Instituto Psicanálise em Movimento
2/19/20261 min read
A psicanálise convida o sujeito a se escutar. Não apenas o que aconteceu, mas como se conta o que aconteceu. As palavras escolhidas, as repetições, os silêncios e até os tropeços na fala revelam algo que insiste em retornar.
Perceber-se na própria fala é um passo fundamental para sair do automático, questionar padrões e abrir espaço para novas formas de se posicionar diante da própria história. Não se trata de corrigir o discurso, mas de escutar o que nele se repete — e por quê.
Ao se escutar com mais atenção, o sujeito começa a perceber que certas histórias não são apenas lembranças, mas formas recorrentes de se posicionar no mundo.
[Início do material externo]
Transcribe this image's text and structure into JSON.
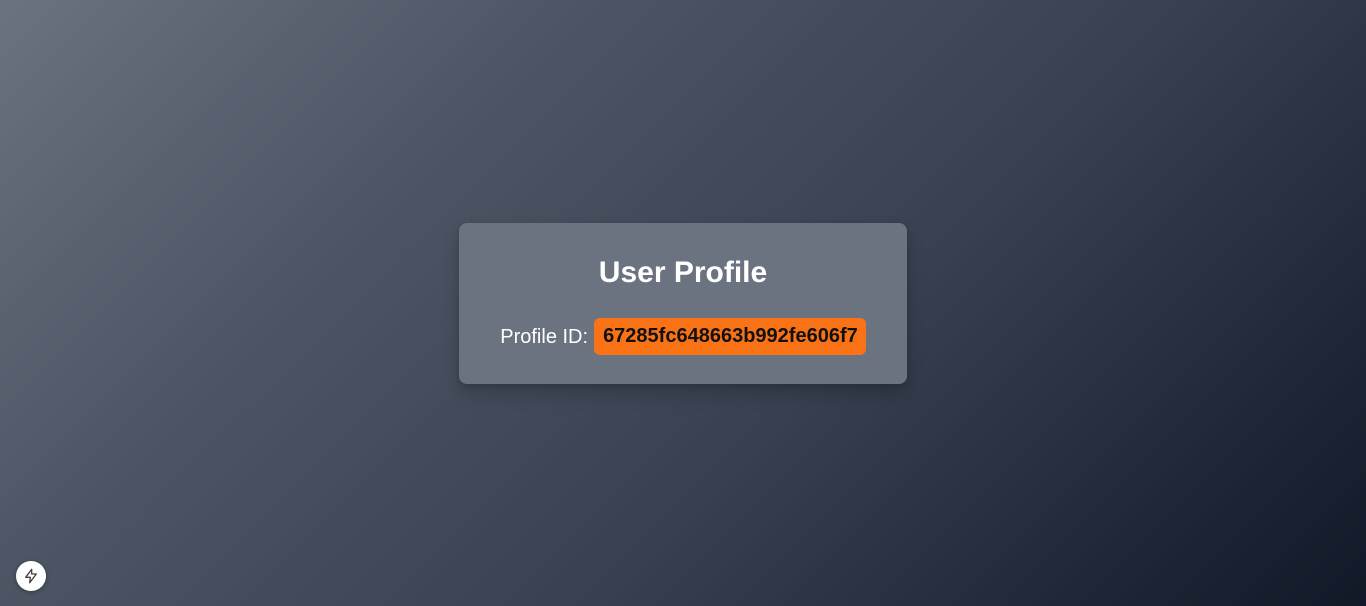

A repetição não está somente nos fatos, mas na maneira como o desejo, a culpa, a expectativa e o medo aparecem organizando a narrativa. É aí que a fala deixa de ser apenas relato e passa a ser material de trabalho.
Criar espaço para essa escuta é aceitar que nem tudo em nós é consciente, coerente ou controlável. A análise não busca substituir uma história por outra mais bonita, mas permitir que o sujeito reconheça o lugar que ocupa em suas próprias repetições. Quando isso acontece, algo se desloca: a história pode continuar existindo, mas já não precisa ser vivida sempre do mesmo modo.